Tuesday, February 23, 2010

Reaction to "Those Wacky Kids" by Mark Pesce

I have been one that has enjoyed the use of technology and I am very interested in new devices or “toys”. Of course my budget doesn’t allow for much change but I must say the presentation that Mark Pesce gave with “Those Wacky Kids” left my head spinning with ideas. He talked about the interconnectivity of our world and the rapid change that our students are growing up in. The only constant in the world for our average teenager is “change”.

I don’t think that the students in our school in our little town are quite as connected as the students being described in Pesce talk, but it won’t be long before they probably are. Pesce left me wondering what I need to be doing in my own classroom and school. How do I make my classroom an engaging part of my students lives while also upholding the learning objectives given to me by our curriculum?

A few projects utilizing this technology in hyperconnectivity have come to my mind during the course of Pesce’s talk but I also have some major hurdles to get over. The biggest question that keeps coming to my mind is how to be an overseer of these projects that can properly give guidance to protect against the dangers of students who are bound to speak inappropriately to each other or do hurtful things.

The classroom is broader and has become intertwined. It will become impossible for me to step in when I need to. It is the same with parents whose lives are now becoming increasingly busy and stressful. There is no guidance, supervision or council. It is a world that “seems” to the kids as unpoliced, a place where they could say and do what they wish. They are increasingly bold behind this technology, but yet their words and decisions carry so much weight with their “co-existence”. Texting, My Space or Facebook are all places where students live most of the time and for a majority of them they are places that are unwatched by their parents or adults.
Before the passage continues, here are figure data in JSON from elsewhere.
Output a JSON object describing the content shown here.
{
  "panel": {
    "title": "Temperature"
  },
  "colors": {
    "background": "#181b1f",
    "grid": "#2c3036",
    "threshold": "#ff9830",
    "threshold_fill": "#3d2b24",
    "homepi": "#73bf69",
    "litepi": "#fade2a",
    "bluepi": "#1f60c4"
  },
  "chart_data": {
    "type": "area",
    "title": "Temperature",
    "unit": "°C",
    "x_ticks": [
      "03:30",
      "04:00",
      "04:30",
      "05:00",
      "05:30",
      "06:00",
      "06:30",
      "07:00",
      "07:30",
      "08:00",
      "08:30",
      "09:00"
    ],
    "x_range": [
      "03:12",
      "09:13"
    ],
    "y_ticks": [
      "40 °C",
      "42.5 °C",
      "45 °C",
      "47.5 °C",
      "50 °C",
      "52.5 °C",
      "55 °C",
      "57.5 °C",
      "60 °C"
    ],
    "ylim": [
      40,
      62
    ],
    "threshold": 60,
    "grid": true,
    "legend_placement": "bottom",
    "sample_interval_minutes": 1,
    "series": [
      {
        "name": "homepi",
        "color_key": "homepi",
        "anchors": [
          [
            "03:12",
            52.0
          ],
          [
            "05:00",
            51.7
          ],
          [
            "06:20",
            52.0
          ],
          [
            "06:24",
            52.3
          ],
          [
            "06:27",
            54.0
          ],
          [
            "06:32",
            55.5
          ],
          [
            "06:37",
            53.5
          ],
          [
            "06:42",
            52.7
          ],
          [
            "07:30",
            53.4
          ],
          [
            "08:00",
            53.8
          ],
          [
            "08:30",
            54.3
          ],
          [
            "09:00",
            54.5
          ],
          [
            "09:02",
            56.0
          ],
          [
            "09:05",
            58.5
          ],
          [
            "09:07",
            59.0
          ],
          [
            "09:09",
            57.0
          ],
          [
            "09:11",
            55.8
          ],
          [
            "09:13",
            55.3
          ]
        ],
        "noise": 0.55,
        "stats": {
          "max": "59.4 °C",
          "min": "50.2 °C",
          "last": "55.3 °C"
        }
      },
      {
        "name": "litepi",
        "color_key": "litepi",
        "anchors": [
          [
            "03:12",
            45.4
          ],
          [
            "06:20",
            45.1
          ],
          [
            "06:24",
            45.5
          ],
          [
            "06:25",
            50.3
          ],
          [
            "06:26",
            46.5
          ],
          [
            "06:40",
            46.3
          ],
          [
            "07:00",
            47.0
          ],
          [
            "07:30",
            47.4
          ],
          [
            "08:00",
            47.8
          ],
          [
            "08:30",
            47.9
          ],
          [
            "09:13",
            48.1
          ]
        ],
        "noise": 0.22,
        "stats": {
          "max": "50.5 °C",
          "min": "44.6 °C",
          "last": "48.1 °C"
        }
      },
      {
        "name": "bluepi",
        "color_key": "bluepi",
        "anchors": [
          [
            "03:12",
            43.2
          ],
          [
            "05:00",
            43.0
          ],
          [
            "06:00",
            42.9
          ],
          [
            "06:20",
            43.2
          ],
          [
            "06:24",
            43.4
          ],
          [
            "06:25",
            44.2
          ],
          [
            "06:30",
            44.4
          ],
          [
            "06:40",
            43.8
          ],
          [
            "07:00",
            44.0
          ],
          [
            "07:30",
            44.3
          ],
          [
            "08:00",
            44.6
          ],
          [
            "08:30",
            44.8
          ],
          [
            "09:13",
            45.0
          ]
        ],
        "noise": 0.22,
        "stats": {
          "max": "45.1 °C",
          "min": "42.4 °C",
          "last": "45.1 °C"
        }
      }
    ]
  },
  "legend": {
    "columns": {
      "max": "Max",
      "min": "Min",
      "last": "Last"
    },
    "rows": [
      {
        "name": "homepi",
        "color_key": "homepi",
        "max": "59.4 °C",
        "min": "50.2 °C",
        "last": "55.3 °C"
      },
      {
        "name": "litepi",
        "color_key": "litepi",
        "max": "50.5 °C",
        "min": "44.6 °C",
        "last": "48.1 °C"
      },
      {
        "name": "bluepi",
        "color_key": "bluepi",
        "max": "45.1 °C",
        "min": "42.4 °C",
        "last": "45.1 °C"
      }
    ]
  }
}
I’m excited to find out more about strategies and techniques that can set up a “focused’ and “controlled” environment where interconnectivity can be had with the presence and guidance of teachers and parents. But most importantly the presence and guidance of our Creator and Savior needs to be closer than the “co-existence” of the rest of the world.

1 comment:

  1. Agreed, we need the parents to help us. We teachers end up feeling like police sometimes. But the bottom line is that it's the parents who need to instill the ethical guidelines into their children's decision making process. They must learn how to use this amazing technology in positive, healthy ways.